Los Angeles Times
May 23, 1981 - p. 8

Masonic Lodge Scandal
Shakes Italian Regime

From Reuters

    ROME — The Italian Cabinet appears certain to be reshuffled and the government could fall in the wake of revelation that several prominent politicians belong to a secret Masonic lodge, parliamentary sources said Friday.
    The membership list of the P-2 Lodge was published Thursday by order of Prime Minister Arnaldo Forlani, and among the 963 people named were two Cabinet ministers, 30 members of Parliament, the leader of a government party, the chief of the defense staff and the heads of the secret service.
    Lodge brothers included Michele Sindona, serving 25 years in jail in the United States in connection with the collapse of his banking empire, and Roberto Calvi and Paolo Bonomi, two Milan financiers arrested this week for fraud.
    All members swore loyalty to Licio Gelli, the lodge's grand master who fled abroad during investigations into allegations he was involved in a gasoline fraud scandal last year that is said to have cost the government up to $2 billion.
    "Membership of the party and adherence to the Freemasons cannot be other than incompatible," said Flaminio Piccoli, secretary of the Christian Democrats, which head the four-party governing coalition.
    Another coalition party, the Social Democrats, whose leader Pietro Longo was on the Masonic list, took a more relaxed view.

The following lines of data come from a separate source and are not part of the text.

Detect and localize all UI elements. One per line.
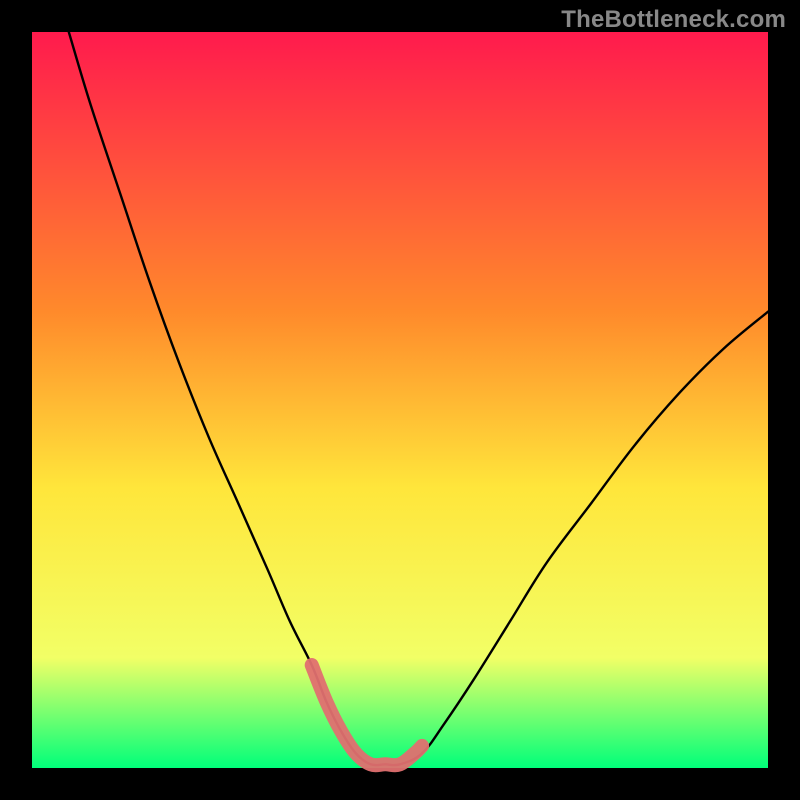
watermark-text: TheBottleneck.com <box>561 6 786 34</box>
bottleneck-chart <box>0 0 800 800</box>
chart-frame: { "watermark": "TheBottleneck.com", "col… <box>0 0 800 800</box>
plot-background <box>32 32 768 768</box>
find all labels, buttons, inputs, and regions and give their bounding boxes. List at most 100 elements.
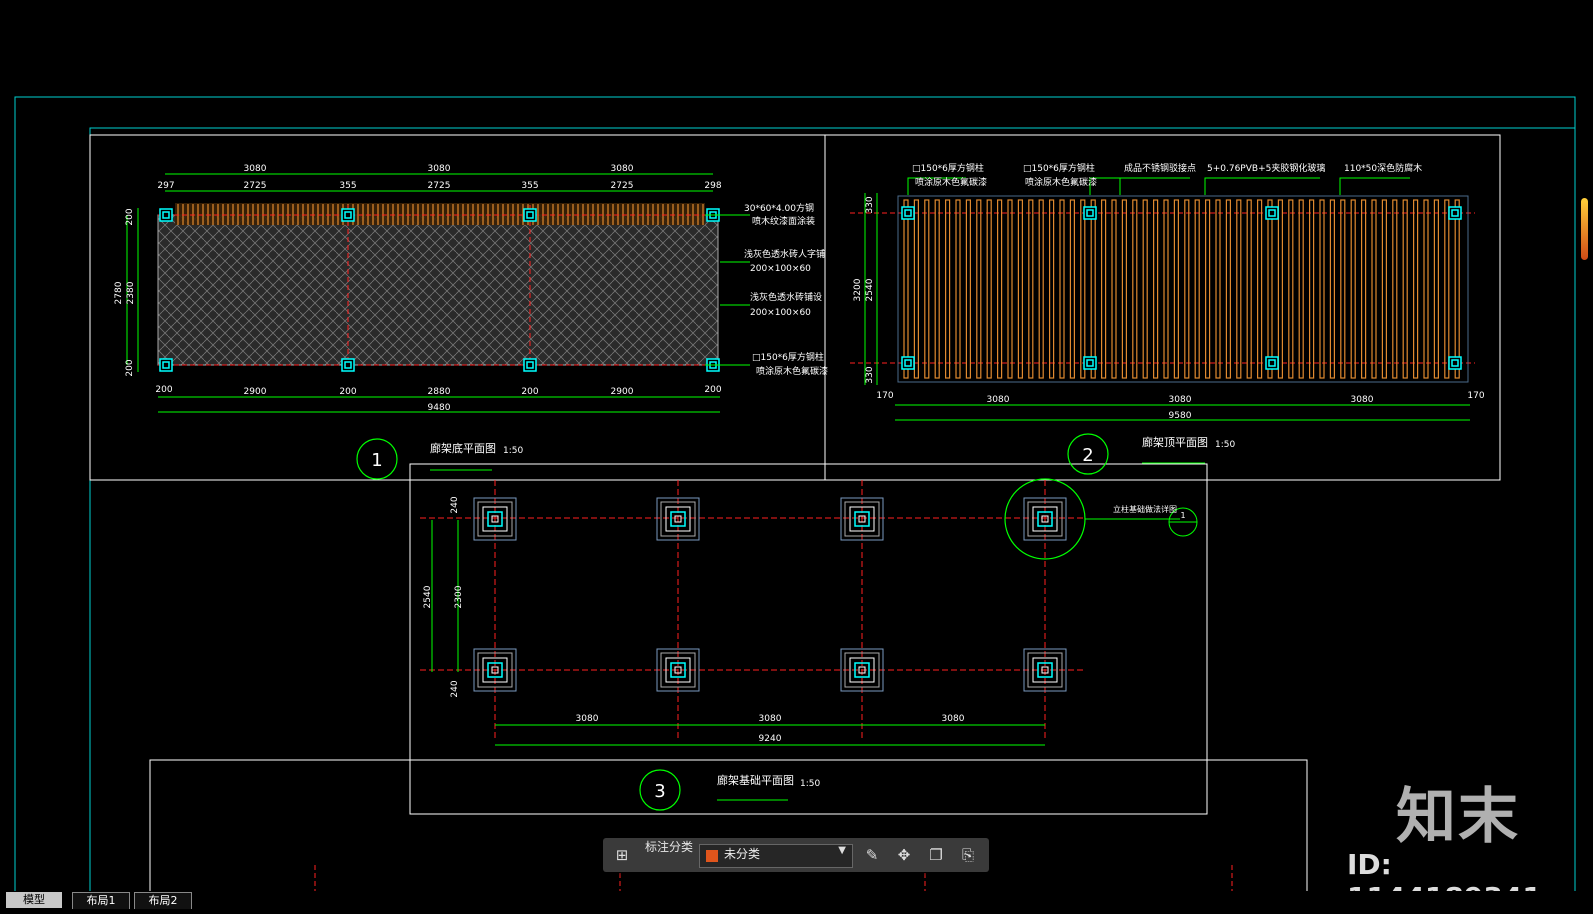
annotation-category-label: 标注分类 <box>645 840 694 854</box>
p2-left-dim: 2540 <box>865 278 875 301</box>
slat <box>1152 199 1159 379</box>
p1-note: □150*6厚方钢柱 <box>752 351 824 363</box>
p3-number: 3 <box>654 781 665 802</box>
slat <box>955 199 961 379</box>
p1-sub-dim: 297 <box>157 181 174 191</box>
slat <box>1402 199 1408 379</box>
slat <box>944 199 951 379</box>
slat <box>1277 199 1284 379</box>
slat <box>1121 199 1128 379</box>
p3-top-dim: 240 <box>450 496 460 513</box>
p1-bottom-dim: 2900 <box>611 387 634 397</box>
p3-left-dim: 2540 <box>423 585 433 608</box>
slat <box>913 199 920 379</box>
slat <box>1371 199 1377 379</box>
p1-sub-dim: 298 <box>704 181 721 191</box>
slat <box>1454 199 1460 379</box>
p1-sub-dim: 2725 <box>244 181 267 191</box>
p1-bottom-dim: 2880 <box>428 387 451 397</box>
p3-detail-num: 1 <box>1180 511 1185 520</box>
slat <box>1236 199 1242 379</box>
p3-title: 廊架基础平面图 <box>717 773 794 787</box>
p1-left-dim: 200 <box>125 359 135 376</box>
slat <box>1173 199 1180 379</box>
slat <box>1360 199 1367 379</box>
edit-icon[interactable]: ✎ <box>861 844 883 866</box>
p3-left-dim: 2300 <box>454 585 464 608</box>
tab-layout1[interactable]: 布局1 <box>72 892 130 909</box>
slat <box>903 199 909 379</box>
slat <box>1392 199 1398 379</box>
slat <box>1017 199 1024 379</box>
slat <box>1433 199 1440 379</box>
slat <box>1340 199 1346 379</box>
p1-left-dim: 2780 <box>114 281 124 304</box>
slat <box>934 199 940 379</box>
slat <box>1048 199 1055 379</box>
cad-drawing-canvas[interactable]: 3080 3080 3080 297 2725 355 2725 355 272… <box>0 0 1593 909</box>
p1-note: 200×100×60 <box>750 264 811 274</box>
p3-bottom-dim: 3080 <box>576 714 599 724</box>
p3-bottom-dim: 3080 <box>942 714 965 724</box>
grid-icon[interactable]: ⊞ <box>611 844 633 866</box>
p3-scale: 1:50 <box>800 779 820 789</box>
slat <box>1423 199 1429 379</box>
scroll-indicator[interactable] <box>1581 198 1588 260</box>
p1-title: 廊架底平面图 <box>430 441 496 455</box>
move-icon[interactable]: ✥ <box>893 844 915 866</box>
p2-left-dim: 3200 <box>853 278 863 301</box>
tab-layout2[interactable]: 布局2 <box>134 892 192 909</box>
slat <box>1381 199 1388 379</box>
slat <box>1246 199 1252 379</box>
p1-note: 30*60*4.00方钢 <box>744 202 814 214</box>
p2-bottom-dim: 170 <box>876 391 893 401</box>
paste-icon[interactable]: ⎘ <box>957 844 979 866</box>
slat <box>1142 199 1148 379</box>
p1-left-dim: 2380 <box>126 281 136 304</box>
category-color-swatch <box>706 850 718 862</box>
p2-left-dim: 330 <box>865 196 875 213</box>
tab-model[interactable]: 模型 <box>6 892 62 908</box>
slat <box>1329 199 1336 379</box>
slat <box>1100 199 1107 379</box>
p1-note: 浅灰色透水砖铺设 <box>750 291 822 303</box>
slat <box>1028 199 1034 379</box>
p2-note: 110*50深色防腐木 <box>1344 162 1422 174</box>
p2-scale: 1:50 <box>1215 440 1235 450</box>
p1-bottom-dim: 200 <box>704 385 721 395</box>
p2-bottom-dim: 170 <box>1467 391 1484 401</box>
p1-sub-dim: 355 <box>521 181 538 191</box>
chevron-down-icon[interactable]: ▼ <box>838 845 846 856</box>
slat <box>1288 199 1294 379</box>
copy-icon[interactable]: ❐ <box>925 844 947 866</box>
p2-left-dim: 330 <box>865 366 875 383</box>
category-select[interactable]: 未分类 ▼ <box>699 844 853 868</box>
slat <box>1350 199 1356 379</box>
viewport-3-frame <box>409 463 1208 815</box>
slat <box>1256 199 1263 379</box>
p1-note: 喷木纹漆面涂装 <box>752 215 815 227</box>
plan2-roof-plan: □150*6厚方钢柱 喷涂原木色氟碳漆 □150*6厚方钢柱 喷涂原木色氟碳漆 … <box>850 162 1485 475</box>
p3-detail-label: 立柱基础做法详图 <box>1113 504 1177 514</box>
category-select-value: 未分类 <box>724 847 761 861</box>
slat <box>1194 199 1200 379</box>
annotation-toolbar: ⊞ 标注分类 未分类 ▼ ✎ ✥ ❐ ⎘ <box>603 838 989 872</box>
slat <box>1069 199 1076 379</box>
slat <box>986 199 992 379</box>
slat <box>1412 199 1419 379</box>
slat <box>1225 199 1232 379</box>
slat <box>1111 199 1117 379</box>
p1-bottom-dim: 200 <box>155 385 172 395</box>
p2-note: 成品不锈钢驳接点 <box>1124 162 1196 174</box>
p1-note: 喷涂原木色氟碳漆 <box>756 365 828 377</box>
p2-bottom-dim: 3080 <box>1351 395 1374 405</box>
slat <box>1444 199 1450 379</box>
p2-note: 喷涂原木色氟碳漆 <box>1025 176 1097 188</box>
slat <box>996 199 1003 379</box>
p1-top-dim: 3080 <box>244 164 267 174</box>
slat <box>1267 199 1273 379</box>
p1-note: 200×100×60 <box>750 308 811 318</box>
slat <box>1132 199 1138 379</box>
p1-bottom-dim: 200 <box>339 387 356 397</box>
slat <box>1038 199 1044 379</box>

But the small Republican Party regards the matter with alarm.
    "The P-2 Lodge, ostensibly a Masonic organization, in reality seems to have been a center of hidden and corrupt power . . .," party secretary Giovanni Spadolini said.
    The Socialists, without whom the government cannot survive, have not declared their position. President Sandro Pertini has demanded that the government clarify the whole issue.